«Martianizar» no es martirizar. Y martianizar es lo único, aunque no haya una fórmula mágica para conseguirlo, que puede hacerse para evitar que tantos vayan por esta vida de espaldas a José Martí.
A Martí se siente o no se entiende. Y quien no se emocione al conversarlo, intentará inútilmente persuadir a otro de la importancia de leerlo y aplicarlo. A las buenas entra en el corazón de cualquiera, pero nunca a la fuerza.
Una exageración, no menos que una exageración, creía que era aquello de: «Martí es ese amigo que te tira el brazo por el hombro y te acompaña en las buenas y malas».
La frase la lanzó un quijotesco periodista durante una conferencia sobre la crónica a mi grupo de Periodismo en el año 2002. No sé cuántos recordarán aquel instante, pero puedo dar fe de que así se expresó entonces el auténtico cronista.
Tres años después, cuando comencé a estudiar sin miseria a Martí para defender mi tesis de licenciatura, comprendí qué quería decir aquel mensaje que escuchamos más de 50 universitarios de 18 y 19 años en la Facultad de Comunicación de la Universidad de La Habana.

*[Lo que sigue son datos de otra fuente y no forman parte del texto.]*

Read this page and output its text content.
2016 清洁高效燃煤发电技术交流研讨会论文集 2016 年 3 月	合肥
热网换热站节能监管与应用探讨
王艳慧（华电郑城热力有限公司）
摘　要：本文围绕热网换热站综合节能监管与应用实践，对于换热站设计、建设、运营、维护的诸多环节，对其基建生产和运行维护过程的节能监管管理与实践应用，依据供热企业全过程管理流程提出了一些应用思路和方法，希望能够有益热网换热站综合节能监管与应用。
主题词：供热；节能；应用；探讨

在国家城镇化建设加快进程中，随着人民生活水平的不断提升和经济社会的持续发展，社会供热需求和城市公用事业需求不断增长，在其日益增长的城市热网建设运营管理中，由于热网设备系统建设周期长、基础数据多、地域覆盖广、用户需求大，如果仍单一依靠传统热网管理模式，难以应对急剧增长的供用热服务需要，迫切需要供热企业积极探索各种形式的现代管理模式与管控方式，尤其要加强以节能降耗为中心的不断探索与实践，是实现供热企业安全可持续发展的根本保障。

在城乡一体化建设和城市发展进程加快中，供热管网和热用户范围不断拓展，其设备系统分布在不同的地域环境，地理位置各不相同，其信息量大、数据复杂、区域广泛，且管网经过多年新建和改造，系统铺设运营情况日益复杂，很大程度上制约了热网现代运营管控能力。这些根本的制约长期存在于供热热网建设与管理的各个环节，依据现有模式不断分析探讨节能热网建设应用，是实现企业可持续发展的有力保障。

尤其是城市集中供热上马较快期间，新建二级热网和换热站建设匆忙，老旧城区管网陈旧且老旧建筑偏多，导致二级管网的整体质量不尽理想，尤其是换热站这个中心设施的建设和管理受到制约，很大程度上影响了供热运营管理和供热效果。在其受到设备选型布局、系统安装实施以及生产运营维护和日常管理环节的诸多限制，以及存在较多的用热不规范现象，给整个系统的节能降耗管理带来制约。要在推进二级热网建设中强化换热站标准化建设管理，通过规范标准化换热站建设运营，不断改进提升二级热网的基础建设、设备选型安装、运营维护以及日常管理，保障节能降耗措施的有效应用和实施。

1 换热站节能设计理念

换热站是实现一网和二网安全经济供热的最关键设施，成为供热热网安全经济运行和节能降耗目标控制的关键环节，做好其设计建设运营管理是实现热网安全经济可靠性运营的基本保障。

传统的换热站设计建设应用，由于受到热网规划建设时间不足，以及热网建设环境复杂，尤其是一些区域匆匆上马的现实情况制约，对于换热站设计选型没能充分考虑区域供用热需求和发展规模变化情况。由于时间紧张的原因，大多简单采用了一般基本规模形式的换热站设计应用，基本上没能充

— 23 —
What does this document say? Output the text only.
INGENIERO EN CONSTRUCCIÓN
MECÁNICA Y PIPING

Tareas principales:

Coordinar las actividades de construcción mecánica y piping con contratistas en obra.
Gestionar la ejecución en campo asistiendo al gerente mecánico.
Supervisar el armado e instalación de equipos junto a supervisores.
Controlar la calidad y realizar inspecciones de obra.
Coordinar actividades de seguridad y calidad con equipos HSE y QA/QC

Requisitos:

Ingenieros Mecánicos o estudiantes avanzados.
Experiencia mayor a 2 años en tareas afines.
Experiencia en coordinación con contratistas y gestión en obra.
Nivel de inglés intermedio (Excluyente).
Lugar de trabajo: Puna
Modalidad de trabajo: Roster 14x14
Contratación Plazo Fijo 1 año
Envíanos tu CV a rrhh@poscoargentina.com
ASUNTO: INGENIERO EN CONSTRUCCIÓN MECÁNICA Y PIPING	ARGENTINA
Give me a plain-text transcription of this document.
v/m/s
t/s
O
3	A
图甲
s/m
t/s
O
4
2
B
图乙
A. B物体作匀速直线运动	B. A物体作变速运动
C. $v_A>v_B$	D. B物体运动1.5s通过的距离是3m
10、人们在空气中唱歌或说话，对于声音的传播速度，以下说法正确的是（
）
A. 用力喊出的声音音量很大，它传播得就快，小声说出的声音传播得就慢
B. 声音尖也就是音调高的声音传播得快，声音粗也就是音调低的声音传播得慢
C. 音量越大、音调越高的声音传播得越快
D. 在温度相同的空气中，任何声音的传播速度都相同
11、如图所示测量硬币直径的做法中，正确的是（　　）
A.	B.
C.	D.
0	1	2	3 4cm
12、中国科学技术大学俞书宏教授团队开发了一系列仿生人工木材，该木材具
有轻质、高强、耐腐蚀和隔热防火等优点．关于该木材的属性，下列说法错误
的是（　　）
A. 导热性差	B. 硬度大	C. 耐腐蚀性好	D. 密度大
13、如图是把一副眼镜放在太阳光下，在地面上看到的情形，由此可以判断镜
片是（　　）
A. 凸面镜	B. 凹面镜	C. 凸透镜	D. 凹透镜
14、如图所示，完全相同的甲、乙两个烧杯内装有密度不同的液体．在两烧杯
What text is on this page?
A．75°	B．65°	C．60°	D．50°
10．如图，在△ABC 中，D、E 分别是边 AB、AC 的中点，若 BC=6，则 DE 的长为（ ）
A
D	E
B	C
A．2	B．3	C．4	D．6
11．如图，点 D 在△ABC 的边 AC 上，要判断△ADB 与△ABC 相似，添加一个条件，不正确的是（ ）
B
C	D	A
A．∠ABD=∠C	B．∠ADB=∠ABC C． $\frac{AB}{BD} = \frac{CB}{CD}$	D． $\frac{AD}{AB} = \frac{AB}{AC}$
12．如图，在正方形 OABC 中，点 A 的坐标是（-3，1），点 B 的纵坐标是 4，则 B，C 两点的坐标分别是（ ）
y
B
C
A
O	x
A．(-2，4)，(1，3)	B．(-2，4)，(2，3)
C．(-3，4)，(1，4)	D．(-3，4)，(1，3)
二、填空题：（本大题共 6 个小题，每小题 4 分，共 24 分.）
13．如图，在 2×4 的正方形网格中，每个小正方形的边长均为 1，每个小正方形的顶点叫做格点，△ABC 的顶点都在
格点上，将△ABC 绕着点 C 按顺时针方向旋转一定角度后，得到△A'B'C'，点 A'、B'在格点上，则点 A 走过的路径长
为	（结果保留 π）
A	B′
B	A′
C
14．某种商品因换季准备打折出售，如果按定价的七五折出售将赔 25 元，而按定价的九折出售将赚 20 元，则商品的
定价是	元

Esa edad, precisamente, es la que tienen ahora los jóvenes, que en esa misma facultad, desean conocer más sobre el periodismo de Martí. Es la décima vez consecutiva que futuros periodistas matriculan esa asignatura optativa impartida, desde el curso 2008-2009, por varios profesores. Al profe Pedro Antonio García y a mí nos volverá a ocurrir lo de siempre: no nos alcanzará el semestre para argumentar, demostrar y ejemplificar que José Martí es el amigo del que han hablado tantos a través del tiempo.
Un amigo sí, un amigo que llena la cabeza de fuego y movimiento. Que ayuda a resolver las más complejas dudas.
Debatiendo, leyendo y contextualizando entenderán los muchachos por qué aquel periodista, orador y poeta tan talentoso decidió volver a Cuba después de haber conocido tanto mundo.
Estudia español, francés, inglés, ciencias. Analiza y compara realidades, épocas y personalidades. Vive al ciento por ciento. Afronta las pruebas de esta vida pasajera. No humilles a nadie, ni a ti mismo.
Todo eso les sugerirá Martí a los lectores que decidan develar su misterio cuando entren en contacto con su testimonio escrito, recogido en sus cuadernos de apuntes, cartas, discursos, diarios y artículos.
Aquel pensador coherente fue un convencido de que no era ningún derroche ni locura pagar el altísimo costo de la libertad patria, y la individual, por su puesto.
Aquel hombre de mirada melancólica, la típica de los seres cargados de los sollozos propios y ajenos, entendió que solo el bondadoso alcanza la dicha. Comprendió que había que ser prósperos, pero no a cualquier precio.
Sus obras están en las bibliotecas públicas y escolares. Sus bustos y estatuas saltan a la vista en plazas, avenidas e instituciones. Sus pensamientos se difunden en sitios digitales, periódicos, emisoras y la televisión.
Puede estar en cualquier parte, y a la vez en ninguna. Porque si dejamos de interactuar con su palabra es como si estuviera a años luz de nosotros.
A Martí no le hacemos un favor leyéndolo. Uno es quien sale «como de un baño de luz» cuando dedica tiempo a repasar su testimonio ejemplar.
Aquel sabio nos demostró de 1853 a 1895 que era posible vencer al egoísmo y a la envidia, dos potentes fuerzas que aún hoy mantienen atado al mundo de pies y manos.
Esas dos energías degradantes habitan en cada ser en dosis distintas. El único remedio para vencerlas, y eso lo han probado espíritus tan elevados como el de Martí, es oponiéndoles dos fuerzas más poderosas: el amor y la generosidad.
Quienes lo hayan empezado a leer, sin interés alguno, constatarán que no hay para cuando acabar. ¿Por qué dejar para luego la interacción con su palabra viva, la única capaz de «martianizar»?